The soldier knows what he's saying
The rude, indifferent or polite behavior of soldiers is merely a by-product of the basic state of affairs. For five years the IDF has limited to the minimum the freedom of movement of Palestinians on their land.
No, it cannot be assumed that all soldiers at checkpoints always behave the way those stationed recently at the Hawara checkpoint south of Nablus do. Other soldiers do not necessarily speak as rudely to the hundreds of people waiting in the cold and the rain to cross from one side to the other at the checkpoint the Israel Defense Forces placed on their own land in the heart of the West Bank.
To the person who says "people are dying here," in an attempt to make clear that closing the crossing hurts the sick, they do not all answer, "Go ahead and die, and take your bags with you." They do not all push them with their rifles, as was documented by Machsom Watch in a report published here. They certainly do not all name a stray dog that frightens those standing behind metal turnstiles that turn and jam, "Mohammed." They may think it, but they do not announce over the loudspeaker while closing the crossing four hours before the declared time, "Remember, this land belongs entirely to the Jewish people and not to anyone else."
The women of Machsom Watch, who for five years have been monitoring the checkpoints and who have witnessed varying degrees of rudeness and abuse by soldiers, felt the need to make public a detailed report of the soldiers' behavior witnessed by some of them during their afternoon watch. They also sent the report to the GOC Central Command, Yair Naveh, who ordered an investigation due to the seriousness of the incidents described.

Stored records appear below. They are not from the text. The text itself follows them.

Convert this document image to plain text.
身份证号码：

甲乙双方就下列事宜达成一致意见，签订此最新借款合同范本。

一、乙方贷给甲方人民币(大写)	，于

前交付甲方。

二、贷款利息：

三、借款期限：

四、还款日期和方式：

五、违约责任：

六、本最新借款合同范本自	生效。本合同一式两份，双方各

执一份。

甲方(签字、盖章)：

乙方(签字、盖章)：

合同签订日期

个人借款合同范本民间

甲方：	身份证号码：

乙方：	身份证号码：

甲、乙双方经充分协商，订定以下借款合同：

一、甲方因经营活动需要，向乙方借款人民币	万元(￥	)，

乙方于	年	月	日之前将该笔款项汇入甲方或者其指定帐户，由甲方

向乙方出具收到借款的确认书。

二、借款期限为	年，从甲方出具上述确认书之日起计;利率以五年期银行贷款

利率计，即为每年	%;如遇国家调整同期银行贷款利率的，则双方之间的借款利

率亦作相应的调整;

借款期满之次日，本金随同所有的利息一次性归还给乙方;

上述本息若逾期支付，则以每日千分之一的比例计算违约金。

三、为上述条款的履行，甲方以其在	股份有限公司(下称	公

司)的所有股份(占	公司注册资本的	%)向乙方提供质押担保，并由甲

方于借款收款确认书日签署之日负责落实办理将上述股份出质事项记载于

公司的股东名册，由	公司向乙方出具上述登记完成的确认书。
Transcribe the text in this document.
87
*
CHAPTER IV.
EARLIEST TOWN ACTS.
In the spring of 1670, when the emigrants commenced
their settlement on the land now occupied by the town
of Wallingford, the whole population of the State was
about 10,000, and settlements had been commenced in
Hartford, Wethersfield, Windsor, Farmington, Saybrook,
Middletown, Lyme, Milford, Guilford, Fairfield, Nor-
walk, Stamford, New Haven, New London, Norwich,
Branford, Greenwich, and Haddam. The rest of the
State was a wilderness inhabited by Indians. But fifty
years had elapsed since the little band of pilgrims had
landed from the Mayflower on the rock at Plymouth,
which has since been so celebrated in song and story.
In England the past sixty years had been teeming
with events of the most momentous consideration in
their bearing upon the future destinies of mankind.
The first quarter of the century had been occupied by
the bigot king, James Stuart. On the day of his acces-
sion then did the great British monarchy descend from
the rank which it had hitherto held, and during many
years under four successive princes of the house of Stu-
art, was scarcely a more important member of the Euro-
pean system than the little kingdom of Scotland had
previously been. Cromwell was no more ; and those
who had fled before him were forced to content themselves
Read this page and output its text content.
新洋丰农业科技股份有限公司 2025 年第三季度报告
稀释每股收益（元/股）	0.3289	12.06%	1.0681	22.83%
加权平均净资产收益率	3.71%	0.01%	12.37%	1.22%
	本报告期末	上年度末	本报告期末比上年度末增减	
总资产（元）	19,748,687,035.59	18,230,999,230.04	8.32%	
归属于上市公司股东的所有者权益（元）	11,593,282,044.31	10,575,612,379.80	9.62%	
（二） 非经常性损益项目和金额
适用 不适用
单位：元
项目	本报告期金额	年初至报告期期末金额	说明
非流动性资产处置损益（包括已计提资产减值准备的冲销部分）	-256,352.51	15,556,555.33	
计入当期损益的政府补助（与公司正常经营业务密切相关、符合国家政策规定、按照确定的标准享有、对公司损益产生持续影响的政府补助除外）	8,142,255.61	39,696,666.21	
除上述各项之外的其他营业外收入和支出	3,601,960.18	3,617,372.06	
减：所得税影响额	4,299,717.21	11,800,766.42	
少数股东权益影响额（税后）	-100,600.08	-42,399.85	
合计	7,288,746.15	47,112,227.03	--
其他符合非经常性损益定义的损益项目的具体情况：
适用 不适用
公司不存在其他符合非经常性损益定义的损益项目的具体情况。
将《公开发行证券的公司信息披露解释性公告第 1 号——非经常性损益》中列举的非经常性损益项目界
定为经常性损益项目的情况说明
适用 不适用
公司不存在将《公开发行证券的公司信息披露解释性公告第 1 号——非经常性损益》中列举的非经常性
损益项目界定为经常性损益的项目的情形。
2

However the rude, indifferent or polite behavior of soldiers is merely a by-product of the basic state of affairs. For five years the IDF has limited to the minimum the freedom of movement of Palestinians on their land, in the occupied West Bank. This is accomplished by a combination of dozens of checkpoints, roads closed to Palestinians, hundreds of roadblocks and locked gates that have divided the West Bank into enclaves, or "territorial cells" in military jargon.
In many cases, entry to these cells is prohibited to those who do not live there. The IDF has made sure every territorial cell has only one or two entrances, depending on its size, on "security alerts" and on the number of settlements and outposts in the area. At every entrance is a military post and a roadblock of some kind, at which soldiers may detain those wanting to cross for an unlimited amount of time. No other Israeli political-security tool can match the severity and impact on geopolitical-economic change that Israel has wrought in the West Bank like these territorial cells, which Israel has turned into a fact on the ground thanks to lack of interest on the part of the Israeli public and the world.
Each territorial cell is surrounded, like an ocean, by Area C. That is a category Yitzhak Rabin and Yasser Arafat agreed on when they signed the Taba agreement in 1995 - an area in which Israel has full civilian and military control. The Palestinians innocently believed at the time that this was temporary, and that all of Area C (except for the constructed areas of settlements) would become Area A (full Palestinian control) by May 1999.
In September 2000, Area C comprised 60 percent of the West Bank. Many Israelis do not consider this area occupied, but at most "disputed" as a bargaining chip over which the stronger side would win.
Many IDF commanders may be convinced when they set up checkpoints in the heart of the occupied West Bank and prevent the occupied from making a living, visiting family, or obtaining medical care, that everything is truly "for security." The security of the home front, the security of the outposts, the security of the illegal settlements and the security of the occupying force.
They may truly believe that when they prevent 800,000 people from traveling further south than the Tul Karm-Nablus line for more than a month as part of measure named "differentiation," and since August have closed the main roads to them, they are utilizing a legitimate tool of the ruler. Perhaps the Nablus Brigade commander who ordered the closing of the Hawara roadblock at 6 P.M. instead of 11 P.M. is convinced it was necessary for security. As his soldiers who name a stray dog Mohammed are convinced of their patriotism and Zionist sentiment.
But the closing of roads to Palestinians and the creation of choked-off enclaves also dovetails Israel's plan to force a political solution on the Palestinians, by which their state will be composed of "territorial cells" connected somehow or other by roads and surrounded by a wide sea of settlement blocs, Jewish territorial contiguity and roads for Jews only.
People will always remember the headline "92 percent of the West Bank" that Sharon or Barak supposedly considered "giving" the Palestinians. People will always be tired of hearing the stickling, irritating details of the methods by which Israel, using some security pretext or other, is consistently crumbling the Palestinian people into communities cut off from each other, on their own land. The voice of the soldier over the loudspeaker saying, "This land belongs only to the Jewish people" aptly echoes the policy he is carrying out.